В 1850 году театр «Такой» открылся вновь. Контракт четы Меуччи истекал, однако по какой конкретно причине они решили покинуть наш остров, Леонардо в точности не знал. Конечно, истекший контракт тоже логичная причина, но, судя по тем данным, которые смог собрать Леонардо, следовало принять во внимание и другие факторы. В те времена на Кубе стали раздаваться голоса, выступавшие за независимость от Испании. Антонио же был близким другом Гарибальди, неизменным сторонником разного рода освободительных движений и вообще человеком, склонным к восстаниям и независимости. И так как «ручьи зажурчали», то неудивительно, что итальянец этому журчанию симпатизировал. Это могло не понравиться многим и, возможно, создало проблемы для дальнейшего пребывания супругов Меуччи на острове. Кроме того, нужно учитывать и его потребности ученого. Антонио необходимо было сменить место работы, чтобы сосредоточиться на своем «говорящем телеграфе». Он, конечно же, знал, как важно оказаться в нужное время в нужном месте, а Гавана в те годы уж точно не была самым подходящим местом для такого рода изобретений. Честно говоря, Гавана в самые разные периоды своей истории не была подходящим местом для очень многих вещей, но это не та проблема, решать которую предстояло Меуччи: лично для него важно было устроиться там, где он мог продолжить работу. Для этого подходили Соединенные Штаты Америки, которые постепенно становились страной, благоприятствующей изобретателям в самых различных областях. И вот 23 апреля 1850 года Эстер и Антонио Меуччи поднимаются по трапу на борт парусника «Норма», машут на прощание прекрасной Гаване и отплывают к берегам своего будущего.

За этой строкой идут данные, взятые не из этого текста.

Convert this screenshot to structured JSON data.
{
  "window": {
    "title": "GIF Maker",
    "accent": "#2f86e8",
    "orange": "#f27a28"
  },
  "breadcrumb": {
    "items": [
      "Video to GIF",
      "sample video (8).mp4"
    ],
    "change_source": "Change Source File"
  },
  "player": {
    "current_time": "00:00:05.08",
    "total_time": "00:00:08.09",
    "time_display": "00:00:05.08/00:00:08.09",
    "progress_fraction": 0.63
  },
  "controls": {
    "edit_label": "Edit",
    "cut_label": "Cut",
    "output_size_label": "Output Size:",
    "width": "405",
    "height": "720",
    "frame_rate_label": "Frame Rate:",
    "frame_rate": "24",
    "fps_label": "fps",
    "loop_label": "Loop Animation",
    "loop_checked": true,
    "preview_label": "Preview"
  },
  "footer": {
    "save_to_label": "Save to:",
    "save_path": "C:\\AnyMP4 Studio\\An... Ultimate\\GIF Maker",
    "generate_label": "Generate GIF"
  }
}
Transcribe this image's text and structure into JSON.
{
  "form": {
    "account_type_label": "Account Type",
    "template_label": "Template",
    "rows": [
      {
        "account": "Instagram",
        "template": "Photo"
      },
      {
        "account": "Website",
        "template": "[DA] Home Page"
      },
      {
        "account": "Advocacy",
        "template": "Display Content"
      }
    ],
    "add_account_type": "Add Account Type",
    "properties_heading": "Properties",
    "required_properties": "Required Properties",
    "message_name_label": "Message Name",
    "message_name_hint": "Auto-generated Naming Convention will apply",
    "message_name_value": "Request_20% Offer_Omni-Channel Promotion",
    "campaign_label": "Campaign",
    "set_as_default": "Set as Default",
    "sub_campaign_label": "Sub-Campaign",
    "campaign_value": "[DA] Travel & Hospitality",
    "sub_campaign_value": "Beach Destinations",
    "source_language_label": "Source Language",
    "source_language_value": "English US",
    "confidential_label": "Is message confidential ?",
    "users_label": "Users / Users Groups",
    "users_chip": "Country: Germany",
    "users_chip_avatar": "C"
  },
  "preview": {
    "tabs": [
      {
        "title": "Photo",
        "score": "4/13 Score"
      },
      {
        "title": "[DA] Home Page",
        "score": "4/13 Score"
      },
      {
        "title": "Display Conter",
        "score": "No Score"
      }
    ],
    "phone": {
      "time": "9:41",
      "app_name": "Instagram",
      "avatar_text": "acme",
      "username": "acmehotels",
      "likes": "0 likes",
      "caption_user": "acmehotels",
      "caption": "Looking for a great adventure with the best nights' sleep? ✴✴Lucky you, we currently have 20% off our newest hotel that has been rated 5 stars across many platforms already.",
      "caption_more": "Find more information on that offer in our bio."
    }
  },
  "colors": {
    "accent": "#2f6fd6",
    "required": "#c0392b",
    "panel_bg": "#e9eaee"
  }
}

Оказавшись в Нью-Йорке, они решили поселиться в Статен-Айленде. Несколько месяцев спустя туда же в поисках убежища прибывает сам Джузеппе Гарибальди, и супруги принимают гостя у себя в доме, где он проживет целых четыре года. Именно по этой причине в том доме сейчас и работает Музей Гарибальди — Меуччи. Не знаю, какими деньгами располагали супруги Меуччи, чтобы обустроиться на новом месте, однако довольно скоро, почти сразу же по приезде, великий изобретатель Меуччи открывает свечной заводик, где сам и работал, причем вместе с Гарибальди и еще несколькими соотечественниками в изгнании. Можешь представить себе Гарибальди, который лепит свечи? Леонардо выяснил, что на этом производстве Меуччи экспериментировал с различными материалами — парафином и стеарином, которые до тех пор в производстве свечей никогда не использовались. Я же говорю — человек просто пылал страстью к изобретательству.